The old implementation has distinct options: set system flow-accounting netflow server and set system flow-accounting netflow source-address.

ipt-netflow supports multiple destinations and per-destination source addresses and source interfaces.

We could put it all under a tag node:

server <addr>
  port <num>
  source
    address <addr>
    interface <intf>

The following ipt-netflow options need a discussion:

  • natevents — ipt-netflow doesn't send NAT translation events by default. Should we enable it by default? Should there be an option to disable it?
  • aggregation — ipt-netflow allows rewriting IP prefixes and ports. Do we want that?

Details

Version
1.5
Is it a breaking change?
Config syntax change (migratable)
Issue type
Performance optimization

Related Objects
Search...

Event Timeline

dmbaturin created this task.Aug 28 2025, 11:27 AM
dmbaturin triaged this task as High priority.
dmbaturin updated the task description. (Show Details)Aug 28 2025, 2:52 PM
dmbaturin updated the task description. (Show Details)
hedrok subscribed.Aug 28 2025, 7:36 PM

I suggest just removing buffer-size option - in data/templates/pmacct/uacctd.conf.j2 it is translated to pmacct option plugin_pipe_size - specific to pmacct option about pipe size between processes of pmacct.
ipt_NETFLOW's sndbuf is size of output socket buffer in bytes with system default as default - no relation to plugin_pipe_size pmacct option, I don't think there is need to publish it via vyos CLI.

I suggest removing whole timeout subtree from netflow:

  1. A lot of timeout options have no analogues in ipt_NETFLOW
  2. Even options that sound very similar have different semantics - in pmacct timeouts are about evicting flows and in ipt_NETFLOW they are about sending exports.

To make timeouts configurable I suggest to add two options: active-timeout and inactive-timeout directly under netflow node.

Apart from that I support CLI interface suggestion.

Fabse subscribed.Sep 1 2025, 10:02 AM

aggregation — ipt-netflow allows rewriting IP prefixes and ports. Do we want that?
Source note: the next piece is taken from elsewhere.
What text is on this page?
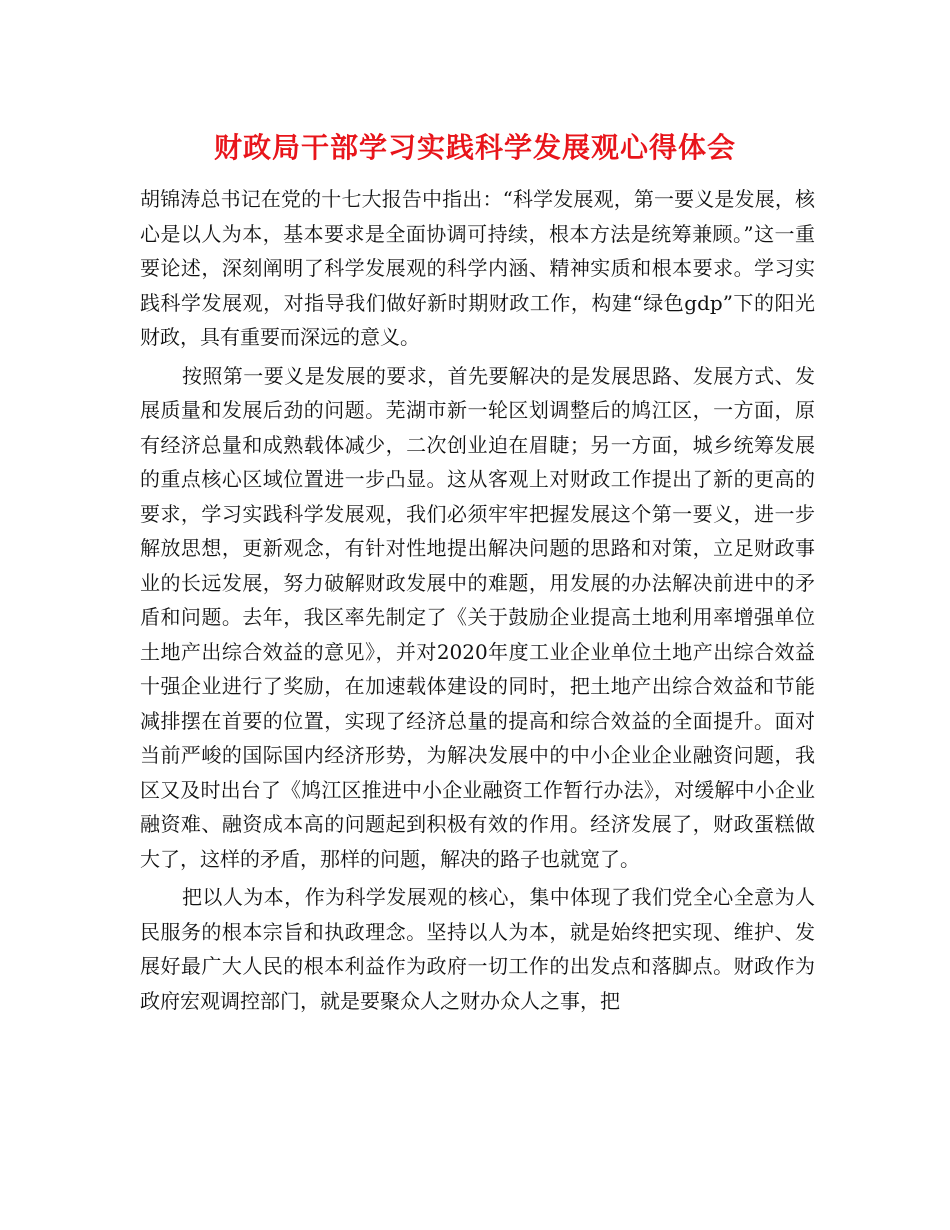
财政局干部学习实践科学发展观心得体会

胡锦涛总书记在党的十七大报告中指出：“科学发展观，第一要义是发展，核心是以人为本，基本要求是全面协调可持续，根本方法是统筹兼顾。”这一重要论述，深刻阐明了科学发展观的科学内涵、精神实质和根本要求。学习实践科学发展观，对指导我们做好新时期财政工作，构建“绿色gdp”下的阳光财政，具有重要而深远的意义。

按照第一要义是发展的要求，首先要解决的是发展思路、发展方式、发展质量和发展后劲的问题。芜湖市新一轮区划调整后的鸠江区，一方面，原有经济总量和成熟载体减少，二次创业迫在眉睫；另一方面，城乡统筹发展的重点核心区域位置进一步凸显。这从客观上对财政工作提出了新的更高的要求，学习实践科学发展观，我们必须牢牢把握发展这个第一要义，进一步解放思想，更新观念，有针对性地提出解决问题的思路和对策，立足财政事业的长远发展，努力破解财政发展中的难题，用发展的办法解决前进中的矛盾和问题。去年，我区率先制定了《关于鼓励企业提高土地利用率增强单位土地产出综合效益的意见》，并对2020年度工业企业单位土地产出综合效益十强企业进行了奖励，在加速载体建设的同时，把土地产出综合效益和节能减排摆在首要的位置，实现了经济总量的提高和综合效益的全面提升。面对当前严峻的国际国内经济形势，为解决发展中的中小企业企业融资问题，我区又及时出台了《鸠江区推进中小企业融资工作暂行办法》，对缓解中小企业融资难、融资成本高的问题起到积极有效的作用。经济发展了，财政蛋糕做大了，这样的矛盾，那样的问题，解决的路子也就宽了。

把以人为本，作为科学发展观的核心，集中体现了我们党全心全意为人民服务的根本宗旨和执政理念。坚持以人为本，就是始终把实现、维护、发展好最广大人民的根本利益作为政府一切工作的出发点和落脚点。财政作为政府宏观调控部门，就是要聚众人之财办众人之事，把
This feature is crucial for our use case. We are using a custom build for ipt_NETFLOW since 2024 in order to --enable-aggregation for being able to account all flows (sampling rate 1) while keeping flow cardinality manageable. --enable-direction would be great as well.

Viacheslav changed the task status from Open to In progress.Sep 1 2025, 4:24 PM
Viacheslav assigned this task to hedrok.
Viacheslav subscribed.

PR https://github.com/vyos/vyos-1x/pull/4688

hedrok added a comment.Sep 2 2025, 7:57 AM
In T7761#234119, @Fabse wrote:

aggregation — ipt-netflow allows rewriting IP prefixes and ports. Do we want that?

This feature is crucial for our use case. We are using a custom build for ipt_NETFLOW since 2024 in order to --enable-aggregation for being able to account all flows (sampling rate 1) while keeping flow cardinality manageable. --enable-direction would be great as well.

Ok, I've enabled direction and added aggregation with CLI interface:

set system flow-accounting netflow aggregation netmask 10.0.0.0/8 to 8
set system flow-accounting netflow aggregation port 80-89 to 80
set system flow-accounting netflow aggregation port 3128 to 80

This sets ipt_NETFLOW aggregation parameter to:

vyos@vyos-router# cat /sys/module/ipt_NETFLOW/parameters/aggregation
10.0.0.0/8=8,80-89=80,2048=137,3128=80
dmbaturin merged a task: T6230: Implement kernel-mode flow collection and/or dataplane offload collection for high volume systems.Sep 23 2025, 2:33 PM
dmbaturin added subscribers: c-po, Maintainers.
Unknown Object (User) edited projects, added VyOS 1.5 Circinus (1.5-stream-2025-Q3); removed VyOS 1.5 Circinus.Oct 9 2025, 11:36 AM
Unknown Object (User) closed this task as Resolved.Oct 10 2025, 6:43 AM
Unknown Object (User) moved this task from Open to Finished on the VyOS 1.5 Circinus (1.5-stream-2025-Q3) board.
Unknown Object (User) moved this task from Need Triage to Completed on the VyOS Rolling board.